The thing that's quite unique about healthcare is that governments are typically the largest payer for healthcare products and services. That makes things a little bit different.
They are always under pressure to constrain costs and get their books to balance and budget balances and all that sort of stuff. That's always quite a challenge and so, there's always a regulatory risk hurdle out there in the healthcare sector.
Governments have the ability to influence prices in healthcare, but they could also set regulation that curbs demand or supply of healthcare. That's something you have to have your eye on all the time in the healthcare sector.
That said, there's always demand for innovative new treatments that improve healthcare outcomes. There's a lot of pressure on governments to supply those. If you can find companies that are investing and able to bring new products to market that can improve healthcare outcomes, governments typically find the money to be able to provide those. They can be a good opportunity to invest.
Good. Give me one example of a company that we think is going to do well in this space.
Sure. Here at Alphinity, we're always looking for companies that can surprise positively in terms of earnings relative to street expectations. A company that we think fits in that basket is CSL. So, we think CSL is probably going to outperform market expectations both in the CSL Behring business and in the Seqirus Business.
Stepping through each one of those, looking at CSL Behring, there's a base product which is immunoglobulins that is enjoying very strong system growth at the moment at a time when one of CSL's key competitors in that space is experiencing shortages.
CSL has fortuitously invested ahead of peers in terms of capacity and is well positioned to be able to respond to that and we think that they're going to outperform our market expectations there.

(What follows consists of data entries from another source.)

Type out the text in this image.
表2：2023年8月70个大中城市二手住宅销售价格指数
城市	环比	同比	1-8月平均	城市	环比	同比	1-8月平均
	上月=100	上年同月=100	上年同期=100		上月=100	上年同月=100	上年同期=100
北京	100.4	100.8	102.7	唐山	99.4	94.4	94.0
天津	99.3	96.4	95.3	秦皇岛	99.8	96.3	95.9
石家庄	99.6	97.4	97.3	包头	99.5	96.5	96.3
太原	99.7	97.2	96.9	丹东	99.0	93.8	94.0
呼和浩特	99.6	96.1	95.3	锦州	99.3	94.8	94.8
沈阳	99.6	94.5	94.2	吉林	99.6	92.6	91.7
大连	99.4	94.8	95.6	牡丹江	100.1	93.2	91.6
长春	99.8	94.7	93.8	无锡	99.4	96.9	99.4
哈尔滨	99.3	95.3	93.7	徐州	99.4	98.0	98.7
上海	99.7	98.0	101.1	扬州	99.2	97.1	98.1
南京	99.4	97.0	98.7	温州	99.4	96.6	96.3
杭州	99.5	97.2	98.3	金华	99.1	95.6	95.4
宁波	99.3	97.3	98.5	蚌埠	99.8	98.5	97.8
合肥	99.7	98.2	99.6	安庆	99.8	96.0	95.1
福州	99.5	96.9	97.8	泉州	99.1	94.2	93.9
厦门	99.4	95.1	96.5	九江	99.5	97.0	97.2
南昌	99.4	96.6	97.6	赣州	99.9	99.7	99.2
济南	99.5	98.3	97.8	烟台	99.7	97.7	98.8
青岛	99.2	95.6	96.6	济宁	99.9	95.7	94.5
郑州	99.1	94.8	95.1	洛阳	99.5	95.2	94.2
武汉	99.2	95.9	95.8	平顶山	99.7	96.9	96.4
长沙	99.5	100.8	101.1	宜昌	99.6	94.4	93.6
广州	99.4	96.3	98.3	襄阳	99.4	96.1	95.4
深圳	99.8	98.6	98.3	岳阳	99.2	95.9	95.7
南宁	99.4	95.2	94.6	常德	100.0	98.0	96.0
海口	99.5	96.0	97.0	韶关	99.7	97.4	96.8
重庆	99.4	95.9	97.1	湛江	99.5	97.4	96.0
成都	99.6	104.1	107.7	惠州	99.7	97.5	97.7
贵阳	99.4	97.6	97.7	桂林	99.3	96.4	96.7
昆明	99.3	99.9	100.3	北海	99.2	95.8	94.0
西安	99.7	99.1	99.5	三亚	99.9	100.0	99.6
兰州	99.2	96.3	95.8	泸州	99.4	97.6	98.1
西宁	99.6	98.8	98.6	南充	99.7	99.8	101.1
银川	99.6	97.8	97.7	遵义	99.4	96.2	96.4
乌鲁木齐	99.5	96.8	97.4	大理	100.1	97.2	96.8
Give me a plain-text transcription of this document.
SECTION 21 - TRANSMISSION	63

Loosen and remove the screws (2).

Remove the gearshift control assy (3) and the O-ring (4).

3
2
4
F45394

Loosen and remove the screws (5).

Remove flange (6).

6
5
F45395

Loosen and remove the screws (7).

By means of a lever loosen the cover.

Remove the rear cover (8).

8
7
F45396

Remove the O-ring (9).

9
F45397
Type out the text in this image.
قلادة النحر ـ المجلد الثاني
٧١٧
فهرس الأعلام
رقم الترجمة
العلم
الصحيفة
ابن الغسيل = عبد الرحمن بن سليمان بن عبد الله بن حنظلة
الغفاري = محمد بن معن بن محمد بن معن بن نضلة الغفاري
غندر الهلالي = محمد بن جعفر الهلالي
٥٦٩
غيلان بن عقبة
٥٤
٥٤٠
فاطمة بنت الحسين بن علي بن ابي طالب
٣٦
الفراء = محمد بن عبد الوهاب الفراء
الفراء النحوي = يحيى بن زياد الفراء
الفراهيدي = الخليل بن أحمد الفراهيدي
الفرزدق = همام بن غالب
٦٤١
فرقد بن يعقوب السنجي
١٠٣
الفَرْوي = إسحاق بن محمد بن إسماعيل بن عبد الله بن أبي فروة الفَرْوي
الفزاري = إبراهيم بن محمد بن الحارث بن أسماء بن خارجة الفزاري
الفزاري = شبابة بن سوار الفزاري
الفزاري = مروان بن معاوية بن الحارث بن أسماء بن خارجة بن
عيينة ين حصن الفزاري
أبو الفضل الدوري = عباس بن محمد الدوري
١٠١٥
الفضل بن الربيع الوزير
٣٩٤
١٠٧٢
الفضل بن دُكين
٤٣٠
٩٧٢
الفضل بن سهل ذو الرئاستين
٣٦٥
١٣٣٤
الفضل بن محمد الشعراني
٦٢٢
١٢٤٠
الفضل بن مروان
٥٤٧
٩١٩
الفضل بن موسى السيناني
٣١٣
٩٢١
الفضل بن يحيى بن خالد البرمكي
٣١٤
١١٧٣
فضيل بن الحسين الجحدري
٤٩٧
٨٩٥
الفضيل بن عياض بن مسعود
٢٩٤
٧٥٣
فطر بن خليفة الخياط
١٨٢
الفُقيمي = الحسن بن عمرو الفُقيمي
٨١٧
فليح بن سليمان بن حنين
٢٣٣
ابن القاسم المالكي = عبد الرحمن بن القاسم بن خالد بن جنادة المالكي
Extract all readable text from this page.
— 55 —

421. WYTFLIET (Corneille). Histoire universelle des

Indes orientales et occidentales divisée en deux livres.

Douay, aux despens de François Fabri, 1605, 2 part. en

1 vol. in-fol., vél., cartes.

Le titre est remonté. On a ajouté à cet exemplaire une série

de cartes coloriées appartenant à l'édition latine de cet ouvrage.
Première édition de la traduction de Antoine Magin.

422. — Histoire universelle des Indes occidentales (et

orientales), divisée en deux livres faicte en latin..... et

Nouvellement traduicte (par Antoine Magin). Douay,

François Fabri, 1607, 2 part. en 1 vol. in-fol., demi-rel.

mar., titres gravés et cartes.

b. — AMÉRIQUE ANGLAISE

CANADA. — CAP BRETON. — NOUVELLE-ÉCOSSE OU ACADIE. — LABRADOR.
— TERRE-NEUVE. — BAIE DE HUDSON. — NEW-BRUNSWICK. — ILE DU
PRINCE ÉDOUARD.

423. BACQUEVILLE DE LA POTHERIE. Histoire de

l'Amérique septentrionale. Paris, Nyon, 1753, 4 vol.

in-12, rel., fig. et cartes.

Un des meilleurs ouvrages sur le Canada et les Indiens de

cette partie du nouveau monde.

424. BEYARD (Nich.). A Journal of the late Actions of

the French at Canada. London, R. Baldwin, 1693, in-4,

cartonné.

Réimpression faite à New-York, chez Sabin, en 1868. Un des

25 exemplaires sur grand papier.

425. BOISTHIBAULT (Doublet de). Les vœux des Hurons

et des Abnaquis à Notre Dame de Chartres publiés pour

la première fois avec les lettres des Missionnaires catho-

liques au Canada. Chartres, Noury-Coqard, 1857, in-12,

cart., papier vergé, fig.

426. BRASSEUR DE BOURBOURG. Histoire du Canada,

We also think their specialty portfolio could do better than what are relatively muted market expectations at the moment. With CSL, typically people get too worried or too exuberant about the outlook for their products and competitive threats. I think we're probably at the point when people are too worried about the competitive threat to their specialty portfolio.
Then, they also have another business that does flu vaccine, Seqirus. And we think the outlook for that business is bright as well.
For that reason, CSL is in the portfolio and we think that the stock is likely to outperform as we move through time, and some of these sorts of earnings drivers become more apparent and visible and appreciated by the market.